Question

Show that \[y=\dfrac{2}{3}{{e}^{x}}+{{e}^{-2x}}\] is a solution of the differential equation \[{y}'+2y=2{{e}^{x}}\]?

Answer 1

Hint: In this question, we have to show something and showing something is a solution to an equation means plugging in the given expression. Therefore, in order to find a solution to this problem, we have to differentiate the $y$ equation and then plug the expression of $y$ and ${y}'$ to that differential equation, and then we have to make sure it holds true.
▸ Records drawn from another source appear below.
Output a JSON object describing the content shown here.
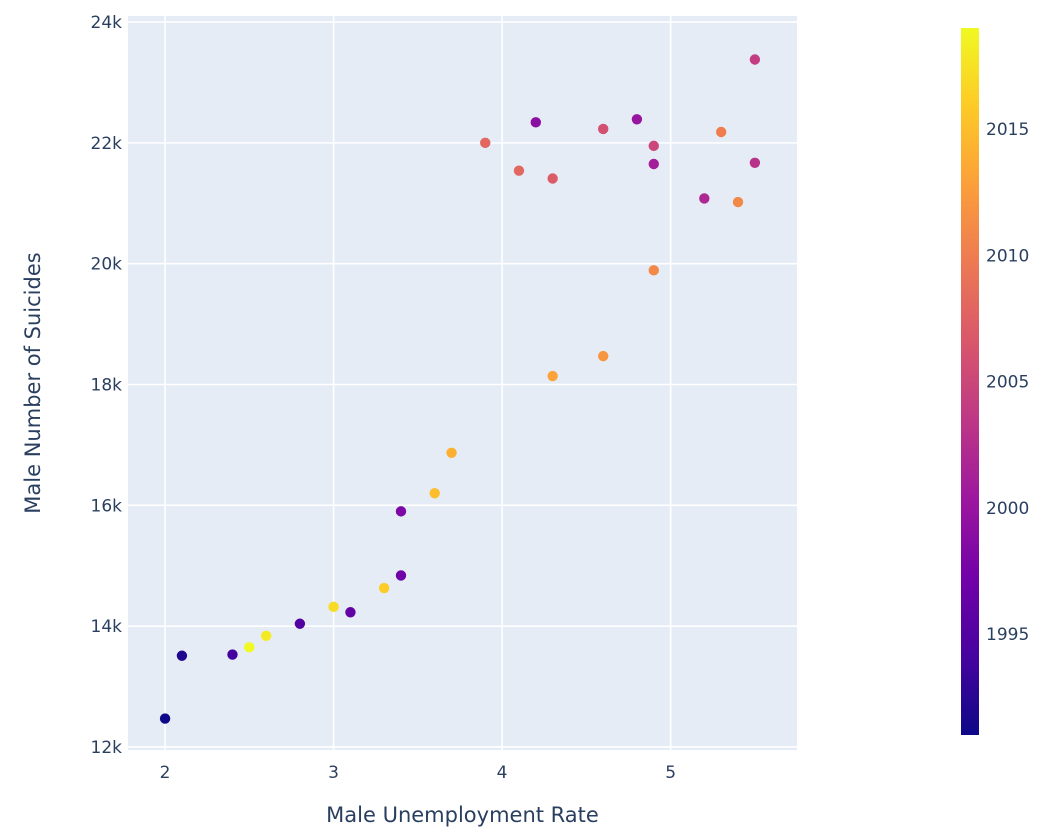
{
  "chart_data": {
    "type": "scatter",
    "title": "",
    "xlabel": "Male Unemployment Rate",
    "ylabel": "Male Number of Suicides",
    "xlim": [
      1.78,
      5.75
    ],
    "ylim": [
      11950,
      24100
    ],
    "x_ticks": [
      2,
      3,
      4,
      5
    ],
    "y_ticks": [
      12000,
      14000,
      16000,
      18000,
      20000,
      22000,
      24000
    ],
    "y_tick_labels": [
      "12k",
      "14k",
      "16k",
      "18k",
      "20k",
      "22k",
      "24k"
    ],
    "grid": true,
    "plot_background": "#e5ecf6",
    "colorbar": {
      "title": "",
      "range": [
        1991,
        2019
      ],
      "ticks": [
        1995,
        2000,
        2005,
        2010,
        2015
      ],
      "colorscale": [
        "#0d0887",
        "#46039f",
        "#7201a8",
        "#9c179e",
        "#bd3786",
        "#d8576b",
        "#ed7953",
        "#fb9f3a",
        "#fdca26",
        "#f0f921"
      ]
    },
    "points": [
      {
        "x": 2.0,
        "y": 12470,
        "year": 1991
      },
      {
        "x": 2.1,
        "y": 13510,
        "year": 1992
      },
      {
        "x": 2.4,
        "y": 13530,
        "year": 1994
      },
      {
        "x": 2.8,
        "y": 14040,
        "year": 1995
      },
      {
        "x": 3.1,
        "y": 14230,
        "year": 1996
      },
      {
        "x": 3.4,
        "y": 14840,
        "year": 1997
      },
      {
        "x": 3.4,
        "y": 15900,
        "year": 1998
      },
      {
        "x": 4.2,
        "y": 22340,
        "year": 1999
      },
      {
        "x": 4.8,
        "y": 22390,
        "year": 2000
      },
      {
        "x": 4.9,
        "y": 21650,
        "year": 2001
      },
      {
        "x": 5.2,
        "y": 21080,
        "year": 2002
      },
      {
        "x": 5.5,
        "y": 21670,
        "year": 2003
      },
      {
        "x": 5.5,
        "y": 23380,
        "year": 2004
      },
      {
        "x": 4.9,
        "y": 21950,
        "year": 2005
      },
      {
        "x": 4.6,
        "y": 22230,
        "year": 2006
      },
      {
        "x": 4.3,
        "y": 21410,
        "year": 2007
      },
      {
        "x": 4.1,
        "y": 21540,
        "year": 2008
      },
      {
        "x": 3.9,
        "y": 22000,
        "year": 2008
      },
      {
        "x": 5.3,
        "y": 22180,
        "year": 2010
      },
      {
        "x": 5.4,
        "y": 21020,
        "year": 2011
      },
      {
        "x": 4.9,
        "y": 19890,
        "year": 2011
      },
      {
        "x": 4.6,
        "y": 18470,
        "year": 2012
      },
      {
        "x": 4.3,
        "y": 18140,
        "year": 2013
      },
      {
        "x": 3.7,
        "y": 16870,
        "year": 2014
      },
      {
        "x": 3.6,
        "y": 16200,
        "year": 2015
      },
      {
        "x": 3.3,
        "y": 14630,
        "year": 2016
      },
      {
        "x": 3.0,
        "y": 14320,
        "year": 2017
      },
      {
        "x": 2.6,
        "y": 13840,
        "year": 2018
      },
      {
        "x": 2.5,
        "y": 13650,
        "year": 2019
      }
    ]
  }
}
Complete step-by-step solution:
Here, we are given the differential equation \[{y}'+2y=2{{e}^{x}}\], and we are asked to verify that it works when \[y=\dfrac{2}{3}{{e}^{x}}+{{e}^{-2x}}\].
Since the differential equation needs ${y}'$ as well as $y$, we first have to find $\dfrac{dy}{dx}$ for the given $y$,
We have our equation as:
\[\Rightarrow y=\dfrac{2}{3}{{e}^{x}}+{{e}^{-2x}}\]
On differentiating with respect to $x$, we get our above equation as:
\[\Rightarrow {y}'=\dfrac{dy}{dx}\left( \dfrac{2}{3}{{e}^{x}}+{{e}^{-2x}} \right)\]
On differentiating, we get:
\[\Rightarrow {y}'=\dfrac{2}{3}{{e}^{x}}-2{{e}^{-2x}}\]
Now, as we have expressions for both $y$ and ${y}'$, which we can now plug into our differential equation $\Rightarrow \left( {y}'+2y=2{{e}^{x}} \right)$.
And if this produces a true statement that is equal to our differential equation, then the given expression for $y$ is a valid solution.
Therefore, on substituting the expression for $y$ and ${y}'$ in our differential equation that is \[{y}'+2y=2{{e}^{x}}\], we get:
\[\Rightarrow \left( \dfrac{2}{3}{{e}^{x}}-2{{e}^{-2x}} \right)+2\left( \dfrac{2}{3}{{e}^{x}}+{{e}^{-2x}} \right)=2{{e}^{x}}\]
On simplifying, we get:
\[\Rightarrow \left( \dfrac{2}{3}{{e}^{x}}-2{{e}^{-2x}} \right)+\left( \dfrac{4}{3}{{e}^{x}}+2{{e}^{-2x}} \right)=2{{e}^{x}}\]
On expanding our equation, we get:
\[\Rightarrow \dfrac{2}{3}{{e}^{x}}-2{{e}^{-2x}}+\dfrac{4}{3}{{e}^{x}}+2{{e}^{-2x}}=2{{e}^{x}}\]
On simplifying and cancelling $2{{e}^{-2x}}$ term, we get:
\[\Rightarrow \dfrac{2}{3}{{e}^{x}}+\dfrac{4}{3}{{e}^{x}}=2{{e}^{x}}\]
On solving left-hand side and simplifying, we get:
\[\Rightarrow \left( \dfrac{2}{3}+\dfrac{4}{3} \right){{e}^{x}}=2{{e}^{x}}\]
On simplifying, we get:
\[\Rightarrow \left( \dfrac{6}{3} \right){{e}^{x}}=2{{e}^{x}}\]
On simplifying, we get:
\[\Rightarrow 2{{e}^{x}}=2{{e}^{x}}\]
That is equal to the right-hand side.
Since the differential equation holds true for the given y. Therefore, it is a valid solution of the differential equation.

Note: While solving this type of differential equation, there are two other methods to solve this problem, they could be done using the factor that it is a linear DE with constant coefficients. It can also be solved by using an Integrating Factor but from First Principles. We have to decide which method is efficient and use that method to solve the problem.